His astuteness infuriated her. ‘Me, jealous of your relationship with Marisa? Why did she marry Peter and not you in the first place, Joel? Was it because he promised to be the better husband from a material point of view?’

He stopped the car with a jerk that threw her forward in her seatbelt with such force that her head almost bumped into the windscreen. The jolt winded and shocked her, but Joel made no allowances for that, his hands gripping her shoulders as he swung her round to face him, his eyes glittering with a savagery that made her draw in her breath. He did love Marisa. He would never have reacted like this otherwise.

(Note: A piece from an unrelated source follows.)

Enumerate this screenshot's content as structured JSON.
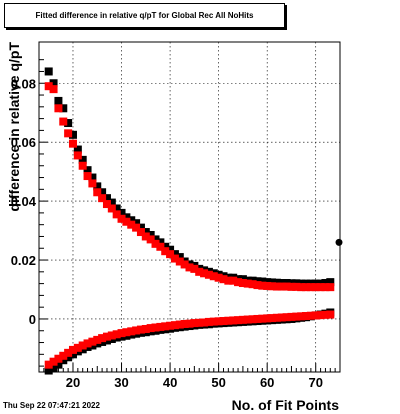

Pain … awful and all-consuming filled her until there was no room for anything else, not even the ability to be alarmed by the quality of his anger.

She let what he was saying wash over her, and then when he had finished said numbly, ‘You’ve still got her lipstick on your mouth …’

She watched in anguish as he raised his hand and rubbed it off.

‘Even if you didn’t care about humiliating me, Joel,’ she said tiredly as he re-started the engine, ‘I should have thought you might have spared some consideration for Peter. After all he is supposed to be your friend.’

‘Peter knew what he was getting into when he married Marisa,’ Joel informed her harshly.

After that neither of them spoke until they reached Winterly. Lissa got out of the car quickly and went straight upstairs to the girls’ room. Mrs Fuller had promised to listen out for them, but they were both fast asleep. Emma was sucking her thumb, Lissa released it from her mouth, and bent down to kiss both girls, tears stinging her eyes. Joel had married her for their sake; and she must always bear that in mind. The tender, caring lover she thought she remembered had just been an illusion. Now she had no idea why Joel had made love to her. Once she had thought she knew, but after tonight … She shuddered, suddenly picturing him with Marisa … the sickness grew inside her and she dashed into the girls’ bathroom. Joel walked in just as she was wiping her face, frowning quickly.

‘Something wrong?’

‘I must have eaten something that disagreed with me,’ Lissa told him shakily, snapping off the light. ‘I think I’ll go to bed now, Joel. I’m tired.’

‘Of me? Is that what that little speech to Marisa about marriage was all about?’

He followed her into their room and tugged savagely at his shirt buttons, stopping suddenly to frown and walk over to his tallboy. He opened a drawer and took out a long flat gift-wrapped package, which he tossed casually over to her. ‘I nearly forgot, today’s your birthday, isn’t it?’

Lissa could have wept. It was, and she herself had almost forgotten about it. She would rather have had no present at all from Joel than one thrown at her in this careless manner which made it plain that it was no more than a duty gift.

‘Aren’t you going to open it?’

She did so reluctantly with fingers that trembled, unable to suppress a small gasp of surprise when she opened the slim box and discovered the pearl choker inside.